Book Review JFK 1917 -1956 by Fredrik Logevall

Ambition. A simple definition might talk about a deep-seated longing to accomplish something, an accomplishment which requires hard work and resolve. Unbridled ambition, ambition that is uninhibited, unchecked, and unrestrained, is often destructive in its ability to consume someone. It is also rather ugly to witness… or even read about. JFK 1917 to 1956, written by Fredrik Logevall, is an example of this ugliness that pervaded the Kennedy family, as uninhibited, unchecked, and unrestrained ambition was passed down over generations  from fathers to sons.

Joe Senior, the father of the Kennedy tribe, was the grandson of Patrick Kennedy who arrived to Boston from Ireland in the mid- 1800’s. Patrick’s son, PJ, went into the saloon business in Boston, Boston saloons also serving as a place to talk politics. PJ became a Precinct Officer, and his son, Joseph, often tagged along with his father to political gatherings among the Irish Catholic community in Boston. However, to really get ahead, PJ knew his son had to attend Harvard. Through his connections, he was able to pull the required strings to have his son, now known as Joe, enter Harvard with the class of 1912. Joe never really fit in at Harvard, an Irish Catholic in the fortress of Boston Brahmins. However, Joe went on to marry the mayor’s daughter, Rose, and this couple’s combined uninhibited, unchecked, and unrestrained ambition for their nine children landed Jack, their second son, in the White House. Although Jack Kennedy’s political vision differed enormously from his father’s, there was no issue there for Joe Sr. He opened his checkbook and his rollodex whenever Jack needed his solicited or unsolicited help. Money was no object nor was the severe physical pain suffered by his son as Jack relentlessly campaigned again and again and again hiding his crutches and his extended periods of convalescence from the public…himself a walking definition of unbridled ambition.

There are other reasons to read this remarkable biography.  JFK’s life parallels major world events in the 1900’s. His father’s stint as ambassador to England, which began in 1935 and landed the whole family in London, was a starting point for Jack to use the incredible access his father’s position gave him to travel throughout Europe and come to his own understanding of what was happening before WWII broke out. JFK was, in some ways, a version of Forest Gump – if something was going on, he was there. However, I read this story with one eye as a mother and the other eye as the seventh child of Irish Catholic parents who revered the Kennedys.  My parents were both born within ten years of JFK, and they thought JFK walked on water, and that his parents, Joe Sr. and Rose, were remarkable parents to have raised such an admirable brood with such ambition.

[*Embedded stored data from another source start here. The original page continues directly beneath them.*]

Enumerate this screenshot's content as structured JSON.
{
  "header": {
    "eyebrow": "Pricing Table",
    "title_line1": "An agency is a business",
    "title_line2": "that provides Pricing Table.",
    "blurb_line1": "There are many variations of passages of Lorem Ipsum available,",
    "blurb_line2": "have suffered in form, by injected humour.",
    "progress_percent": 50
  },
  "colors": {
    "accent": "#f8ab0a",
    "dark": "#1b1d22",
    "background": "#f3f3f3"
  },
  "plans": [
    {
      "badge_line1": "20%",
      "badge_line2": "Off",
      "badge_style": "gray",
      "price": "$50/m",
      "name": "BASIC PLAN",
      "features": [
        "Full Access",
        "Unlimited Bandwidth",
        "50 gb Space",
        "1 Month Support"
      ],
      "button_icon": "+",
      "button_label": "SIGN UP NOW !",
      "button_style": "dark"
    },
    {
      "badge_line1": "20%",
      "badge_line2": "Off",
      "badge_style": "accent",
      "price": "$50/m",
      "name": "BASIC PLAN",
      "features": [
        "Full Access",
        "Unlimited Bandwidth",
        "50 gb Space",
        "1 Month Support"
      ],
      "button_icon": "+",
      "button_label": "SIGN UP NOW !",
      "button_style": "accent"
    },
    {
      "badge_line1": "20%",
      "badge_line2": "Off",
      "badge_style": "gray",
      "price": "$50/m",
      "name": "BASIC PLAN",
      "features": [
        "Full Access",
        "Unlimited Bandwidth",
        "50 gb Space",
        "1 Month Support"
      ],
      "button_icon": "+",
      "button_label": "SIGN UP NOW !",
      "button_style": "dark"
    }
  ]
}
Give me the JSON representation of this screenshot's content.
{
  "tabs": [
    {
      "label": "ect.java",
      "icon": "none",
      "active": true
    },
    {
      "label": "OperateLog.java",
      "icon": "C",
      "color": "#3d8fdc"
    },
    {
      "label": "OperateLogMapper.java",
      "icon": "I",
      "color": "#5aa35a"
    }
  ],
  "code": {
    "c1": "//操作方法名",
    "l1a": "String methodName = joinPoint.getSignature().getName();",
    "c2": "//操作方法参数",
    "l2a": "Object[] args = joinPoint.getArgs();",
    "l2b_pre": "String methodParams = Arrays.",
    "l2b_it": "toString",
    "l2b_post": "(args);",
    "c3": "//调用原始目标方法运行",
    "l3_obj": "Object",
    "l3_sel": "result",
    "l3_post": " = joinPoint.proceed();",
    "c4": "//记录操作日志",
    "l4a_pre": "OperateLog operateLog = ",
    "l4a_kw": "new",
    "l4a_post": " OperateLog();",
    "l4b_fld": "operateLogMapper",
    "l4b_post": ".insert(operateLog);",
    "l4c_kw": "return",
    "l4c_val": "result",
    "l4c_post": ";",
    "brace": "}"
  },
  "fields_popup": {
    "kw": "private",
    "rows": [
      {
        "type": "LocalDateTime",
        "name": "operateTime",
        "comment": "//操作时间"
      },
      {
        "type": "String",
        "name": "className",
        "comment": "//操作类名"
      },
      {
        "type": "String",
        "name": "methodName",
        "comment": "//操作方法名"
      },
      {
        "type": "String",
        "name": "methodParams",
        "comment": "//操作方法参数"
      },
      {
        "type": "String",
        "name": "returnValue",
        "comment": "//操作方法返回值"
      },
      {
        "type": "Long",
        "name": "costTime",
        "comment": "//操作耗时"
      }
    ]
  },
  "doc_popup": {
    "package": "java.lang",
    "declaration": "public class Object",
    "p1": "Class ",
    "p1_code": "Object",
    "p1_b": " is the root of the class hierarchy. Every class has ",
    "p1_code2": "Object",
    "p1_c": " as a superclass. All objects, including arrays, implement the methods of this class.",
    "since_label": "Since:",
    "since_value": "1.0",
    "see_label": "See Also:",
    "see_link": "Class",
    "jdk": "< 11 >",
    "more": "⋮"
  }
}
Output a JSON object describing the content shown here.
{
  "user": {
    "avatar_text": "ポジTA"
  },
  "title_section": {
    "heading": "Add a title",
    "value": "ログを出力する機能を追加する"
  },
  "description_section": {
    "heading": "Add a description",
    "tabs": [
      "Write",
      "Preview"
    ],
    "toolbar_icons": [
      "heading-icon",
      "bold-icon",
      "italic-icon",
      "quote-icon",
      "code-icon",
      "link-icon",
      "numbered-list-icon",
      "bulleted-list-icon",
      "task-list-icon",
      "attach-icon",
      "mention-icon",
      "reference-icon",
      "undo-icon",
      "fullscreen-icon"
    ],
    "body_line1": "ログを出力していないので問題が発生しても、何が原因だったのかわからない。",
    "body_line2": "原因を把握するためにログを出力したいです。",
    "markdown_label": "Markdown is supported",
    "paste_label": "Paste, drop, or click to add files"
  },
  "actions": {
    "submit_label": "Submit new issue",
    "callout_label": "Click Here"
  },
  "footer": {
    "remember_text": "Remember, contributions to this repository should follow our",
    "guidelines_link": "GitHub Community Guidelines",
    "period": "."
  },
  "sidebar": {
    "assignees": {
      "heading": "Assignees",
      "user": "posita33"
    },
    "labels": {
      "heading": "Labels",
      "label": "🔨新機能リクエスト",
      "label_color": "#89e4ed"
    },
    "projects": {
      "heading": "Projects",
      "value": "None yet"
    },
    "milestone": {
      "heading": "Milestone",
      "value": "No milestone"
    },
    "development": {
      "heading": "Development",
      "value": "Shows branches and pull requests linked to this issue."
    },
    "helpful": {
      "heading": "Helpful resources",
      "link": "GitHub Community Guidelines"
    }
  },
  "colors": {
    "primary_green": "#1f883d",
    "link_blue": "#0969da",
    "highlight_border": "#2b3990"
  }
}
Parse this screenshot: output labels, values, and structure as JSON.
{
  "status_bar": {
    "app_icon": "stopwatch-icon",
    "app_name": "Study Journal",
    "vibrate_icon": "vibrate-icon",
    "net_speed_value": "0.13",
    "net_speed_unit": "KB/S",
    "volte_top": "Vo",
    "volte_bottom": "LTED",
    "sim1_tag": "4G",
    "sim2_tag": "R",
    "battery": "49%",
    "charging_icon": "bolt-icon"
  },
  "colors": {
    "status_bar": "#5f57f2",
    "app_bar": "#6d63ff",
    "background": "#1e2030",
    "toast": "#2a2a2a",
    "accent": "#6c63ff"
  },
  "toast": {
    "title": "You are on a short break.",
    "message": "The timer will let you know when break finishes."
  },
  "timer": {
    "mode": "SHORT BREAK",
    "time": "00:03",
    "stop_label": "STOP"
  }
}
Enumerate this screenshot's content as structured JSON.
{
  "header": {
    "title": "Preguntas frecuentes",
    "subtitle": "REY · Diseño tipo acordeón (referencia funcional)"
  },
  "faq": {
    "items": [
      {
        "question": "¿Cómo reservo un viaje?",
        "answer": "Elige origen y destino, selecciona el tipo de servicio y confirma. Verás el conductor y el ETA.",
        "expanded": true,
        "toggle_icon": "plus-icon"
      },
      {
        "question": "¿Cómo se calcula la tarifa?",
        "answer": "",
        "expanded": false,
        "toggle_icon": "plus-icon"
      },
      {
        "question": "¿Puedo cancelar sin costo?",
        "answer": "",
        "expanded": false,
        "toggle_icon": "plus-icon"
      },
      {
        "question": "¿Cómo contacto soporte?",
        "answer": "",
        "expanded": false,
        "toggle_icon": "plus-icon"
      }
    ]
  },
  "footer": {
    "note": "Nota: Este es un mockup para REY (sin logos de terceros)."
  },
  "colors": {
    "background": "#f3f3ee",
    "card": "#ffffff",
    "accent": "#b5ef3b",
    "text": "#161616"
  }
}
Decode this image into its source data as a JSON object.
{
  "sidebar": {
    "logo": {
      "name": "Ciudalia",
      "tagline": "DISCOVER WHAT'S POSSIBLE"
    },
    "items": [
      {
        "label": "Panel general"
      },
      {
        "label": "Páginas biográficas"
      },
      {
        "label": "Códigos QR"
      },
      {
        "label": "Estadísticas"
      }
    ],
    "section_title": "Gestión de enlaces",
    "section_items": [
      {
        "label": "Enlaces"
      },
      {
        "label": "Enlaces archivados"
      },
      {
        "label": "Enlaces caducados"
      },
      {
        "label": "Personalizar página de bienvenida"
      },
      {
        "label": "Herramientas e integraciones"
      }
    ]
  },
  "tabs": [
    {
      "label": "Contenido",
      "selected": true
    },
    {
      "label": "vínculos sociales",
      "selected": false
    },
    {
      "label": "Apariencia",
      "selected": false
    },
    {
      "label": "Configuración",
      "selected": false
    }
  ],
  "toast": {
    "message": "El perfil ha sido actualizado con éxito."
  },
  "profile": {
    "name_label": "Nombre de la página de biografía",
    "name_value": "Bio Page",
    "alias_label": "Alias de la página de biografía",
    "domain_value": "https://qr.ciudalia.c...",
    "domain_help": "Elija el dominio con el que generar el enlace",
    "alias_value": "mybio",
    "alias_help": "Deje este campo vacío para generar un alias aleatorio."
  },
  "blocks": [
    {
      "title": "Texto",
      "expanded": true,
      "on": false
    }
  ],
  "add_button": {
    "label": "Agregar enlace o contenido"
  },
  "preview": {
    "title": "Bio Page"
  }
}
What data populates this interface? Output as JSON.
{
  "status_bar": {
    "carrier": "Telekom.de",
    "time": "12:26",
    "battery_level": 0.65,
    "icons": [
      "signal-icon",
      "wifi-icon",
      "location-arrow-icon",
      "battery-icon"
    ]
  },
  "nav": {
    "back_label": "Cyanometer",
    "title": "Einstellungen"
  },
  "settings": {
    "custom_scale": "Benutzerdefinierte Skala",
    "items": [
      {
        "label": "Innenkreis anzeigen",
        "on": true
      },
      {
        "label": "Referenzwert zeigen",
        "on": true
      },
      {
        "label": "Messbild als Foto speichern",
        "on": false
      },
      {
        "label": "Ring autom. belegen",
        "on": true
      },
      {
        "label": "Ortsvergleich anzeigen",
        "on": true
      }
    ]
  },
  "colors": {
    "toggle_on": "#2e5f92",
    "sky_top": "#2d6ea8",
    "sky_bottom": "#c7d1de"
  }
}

There is that word again. David Whyte, in his collection of essays entitled Consolations: The Solace, Nourishment, and Underlying Meaning of Everyday Words, addresses this word, ambition. Whyte suggests ambition is frozen desire, and left to itself, seeks only larger and larger “empires of control”. He contrasts ambition with a vocation, explaining that a true vocation enables us to understand that what we needed we had within us all along, but we never would have known this without the journey. Whyte goes on to clarify that when we come to the ending of our vocation, which could be understood as retirement, we delight in the hopes of the young just starting out as much as we delight in our giving way to them. According to Whyte, the last years of someone under the spell of ambition turn into a second childhood, and makes someone who appeared successful as “an object of pity”.

Given that, wouldn’t we all choose a vocation? Even Joe Sr. and Rose would have chosen vocations over ambition for their children. What parent wouldn’t? However, somewhere along the line, this couple were blinded by ambition. My own take on the Kennedy family lies in where they landed upon leaving Ireland. Not New York, with her own unique challenges, but Boston, among the snobby Boston Brahmins of whom Joe Sr., and his father, PJ, wanted so much to be a part of, equal to, accepted by. This is not a new phenomena, nor an abandoned one. My mother was born and raised in Maine, and she had an innate understanding of New Englanders. Mom once explained to me that the only thing worse than someone from Boston was someone who thought they were from Boston. Through Boston Brahmin eyes, the Kennedys weren’t from Boston, and their trying harder only served to prove the point.

A simple definition of ambition would talk about a deep-seated longing to accomplish something, an accomplishment which requires hard work and resolve. Finding our vocation enables us to understand that what we needed, that one certain thing we were looking for,  had resided deeply within us all along….and we never would have discovered this without the journey.  What path would you choose?